Vampire books - harmless fantasy or inappropriate?
Written by Jill Berry on 02/06/2010
Q. My daughter aged 14 has just been given the book Marked by P.C. Cast (it’s another vampire novel – she likes Twilight). I’ve just read it & don’t like the fact it has some sexual content. Also, like some other vampire books, blood lust & sex are connected & I think it’s inappropriate for her age. Not sure how to deal with this as someone else gave it to her. Am I being naive in assuming she won’t understand the sexual references?
A. My advice to you would be to discuss your concerns with your daughter. The book does have some bad language and sexual content but, rather like Buffy the Vampire Slayer, it’s the combination of the high school setting and teenage preoccupations with the supernatural which gives it its appeal to young readers, and many girls of your daughter’s age are likely to be reading this type of book.
On the positive side, the book does contain a moral message about the inadvisability/dangers of casual sex, drink and drugs BUT there is some titillation too, and girls will be attracted to it because of the risqué nature of some of the references. It’s similar to the issue of what girls need to be taught about sex and relationships education. Ignorance is the most dangerous thing of all and at least the book isn’t presenting casual sex as ‘cool’. Girls are interested in the emotional repercussions of becoming interested in the opposite sex and they will enjoy the vicarious thrill of the romantic episodes. It is likely that many 14 year olds will understand the sexual references though younger girls might not, and should probably be discouraged from reading it.
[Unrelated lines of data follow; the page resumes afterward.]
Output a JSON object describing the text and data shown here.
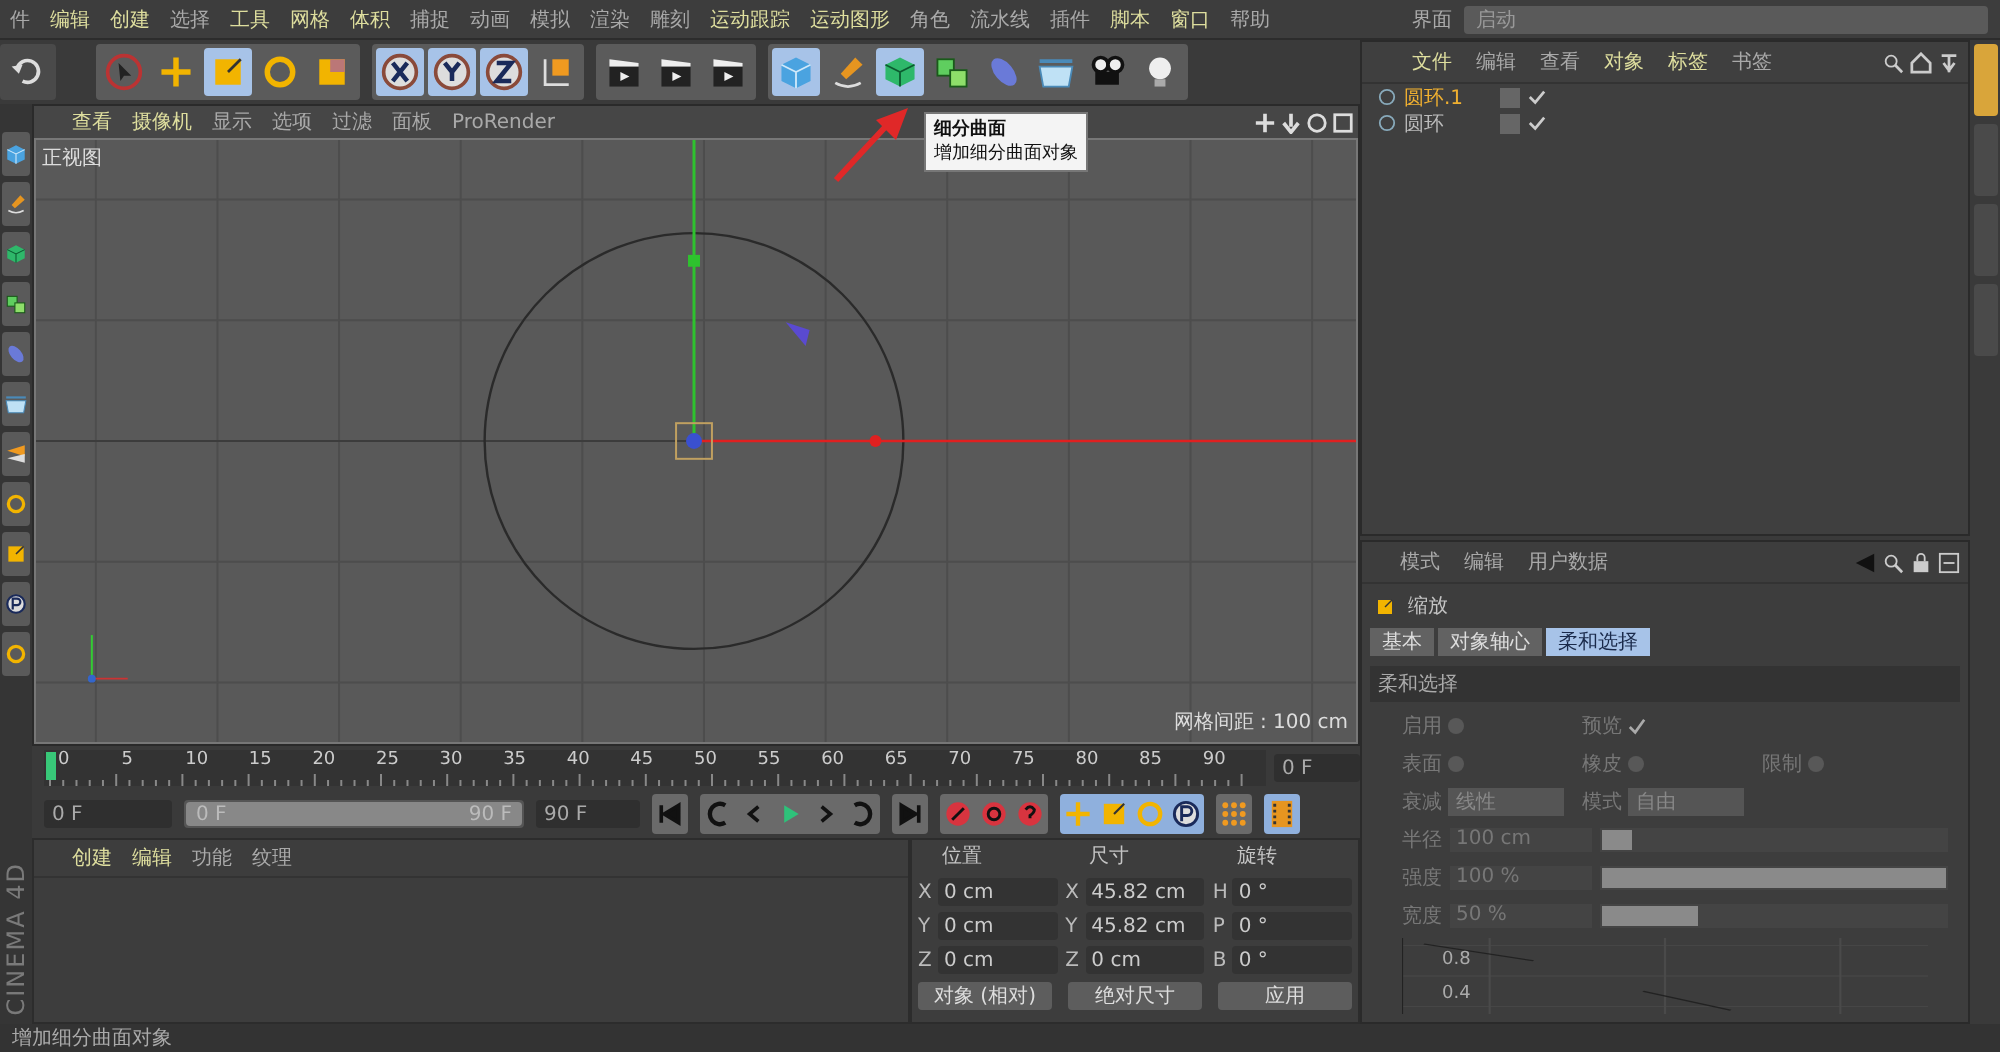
{
  "menu_bar": {
    "items": [
      {
        "label": "件",
        "bright": false
      },
      {
        "label": "编辑",
        "bright": true
      },
      {
        "label": "创建",
        "bright": true
      },
      {
        "label": "选择",
        "bright": false
      },
      {
        "label": "工具",
        "bright": true
      },
      {
        "label": "网格",
        "bright": true
      },
      {
        "label": "体积",
        "bright": true
      },
      {
        "label": "捕捉",
        "bright": false
      },
      {
        "label": "动画",
        "bright": false
      },
      {
        "label": "模拟",
        "bright": false
      },
      {
        "label": "渲染",
        "bright": false
      },
      {
        "label": "雕刻",
        "bright": false
      },
      {
        "label": "运动跟踪",
        "bright": true
      },
      {
        "label": "运动图形",
        "bright": true
      },
      {
        "label": "角色",
        "bright": false
      },
      {
        "label": "流水线",
        "bright": false
      },
      {
        "label": "插件",
        "bright": false
      },
      {
        "label": "脚本",
        "bright": true
      },
      {
        "label": "窗口",
        "bright": true
      },
      {
        "label": "帮助",
        "bright": false
      }
    ],
    "layout_label": "界面",
    "layout_value": "启动"
  },
  "toolbar": [
    {
      "selected": false
    },
    {
      "selected": false
    },
    {
      "selected": false
    },
    {
      "selected": true
    },
    {
      "selected": false
    },
    {
      "selected": false
    },
    {
      "selected": true
    },
    {
      "selected": true
    },
    {
      "selected": true
    },
    {
      "selected": false
    },
    {
      "selected": false
    },
    {
      "selected": false
    },
    {
      "selected": false
    },
    {
      "selected": true
    },
    {
      "selected": false
    },
    {
      "selected": true
    },
    {
      "selected": false
    },
    {
      "selected": false
    },
    {
      "selected": false
    },
    {
      "selected": false
    },
    {
      "selected": false
    }
  ],
  "tooltip": {
    "title": "细分曲面",
    "text": "增加细分曲面对象"
  },
  "viewport": {
    "menu": [
      {
        "label": "查看",
        "bright": true
      },
      {
        "label": "摄像机",
        "bright": true
      },
      {
        "label": "显示",
        "bright": false
      },
      {
        "label": "选项",
        "bright": false
      },
      {
        "label": "过滤",
        "bright": false
      },
      {
        "label": "面板",
        "bright": false
      },
      {
        "label": "ProRender",
        "bright": false
      }
    ],
    "view_name": "正视图",
    "grid_spacing": "网格间距 : 100 cm"
  },
  "timeline": {
    "ruler": [
      "0",
      "5",
      "10",
      "15",
      "20",
      "25",
      "30",
      "35",
      "40",
      "45",
      "50",
      "55",
      "60",
      "65",
      "70",
      "75",
      "80",
      "85",
      "90"
    ],
    "current_frame": "0 F"
  },
  "transport": {
    "start": "0 F",
    "range_start": "0 F",
    "range_end": "90 F",
    "end": "90 F",
    "level": 1
  },
  "side_tabs": [
    {
      "selected": true
    },
    {
      "selected": false
    },
    {
      "selected": false
    },
    {
      "selected": false
    }
  ],
  "material_manager": {
    "menu": [
      {
        "label": "创建",
        "bright": true
      },
      {
        "label": "编辑",
        "bright": true
      },
      {
        "label": "功能",
        "bright": false
      },
      {
        "label": "纹理",
        "bright": false
      }
    ]
  },
  "coordinates": {
    "headers": [
      "位置",
      "尺寸",
      "旋转"
    ],
    "rows": [
      [
        {
          "axis": "X",
          "value": "0 cm"
        },
        {
          "axis": "X",
          "value": "45.82 cm"
        },
        {
          "axis": "H",
          "value": "0 °"
        }
      ],
      [
        {
          "axis": "Y",
          "value": "0 cm"
        },
        {
          "axis": "Y",
          "value": "45.82 cm"
        },
        {
          "axis": "P",
          "value": "0 °"
        }
      ],
      [
        {
          "axis": "Z",
          "value": "0 cm"
        },
        {
          "axis": "Z",
          "value": "0 cm"
        },
        {
          "axis": "B",
          "value": "0 °"
        }
      ]
    ],
    "mode": "对象 (相对)",
    "size_mode": "绝对尺寸",
    "apply": "应用"
  },
  "object_manager": {
    "menu": [
      {
        "label": "文件",
        "bright": true
      },
      {
        "label": "编辑",
        "bright": false
      },
      {
        "label": "查看",
        "bright": false
      },
      {
        "label": "对象",
        "bright": true
      },
      {
        "label": "标签",
        "bright": true
      },
      {
        "label": "书签",
        "bright": false
      }
    ],
    "objects": [
      {
        "name": "圆环.1",
        "selected": true
      },
      {
        "name": "圆环",
        "selected": false
      }
    ]
  },
  "attribute_manager": {
    "menu": [
      "模式",
      "编辑",
      "用户数据"
    ],
    "title": "缩放",
    "tabs": [
      {
        "label": "基本",
        "selected": false
      },
      {
        "label": "对象轴心",
        "selected": false
      },
      {
        "label": "柔和选择",
        "selected": true
      }
    ],
    "section": "柔和选择",
    "rows": [
      [
        {
          "kind": "check",
          "label": "启用",
          "checked": false
        },
        {
          "kind": "check",
          "label": "预览",
          "checked": true
        }
      ],
      [
        {
          "kind": "check",
          "label": "表面",
          "checked": false
        },
        {
          "kind": "check",
          "label": "橡皮",
          "checked": false
        },
        {
          "kind": "check",
          "label": "限制",
          "checked": false
        }
      ],
      [
        {
          "kind": "select",
          "label": "衰减",
          "value": "线性"
        },
        {
          "kind": "select",
          "label": "模式",
          "value": "自由"
        }
      ],
      [
        {
          "kind": "slider",
          "label": "半径",
          "value": "100 cm",
          "level": 0.1
        }
      ],
      [
        {
          "kind": "slider",
          "label": "强度",
          "value": "100 %",
          "level": 1
        }
      ],
      [
        {
          "kind": "slider",
          "label": "宽度",
          "value": "50 %",
          "level": 0.29
        }
      ]
    ],
    "graph_ticks": [
      "0.8",
      "0.4"
    ]
  },
  "logo": "CINEMA 4D",
  "status_bar": "增加细分曲面对象"
}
If the book was a gift from a family friend I would advise you to let the buyer know about your reservations – especially as this is one of a series of six books and if they think the gift is a success this might happen several more times! Censorship is a difficult issue, though – and we can’t protect our children from the realities of the world . We just have to educate them and communicate clearly and openly with them so they make their own choices.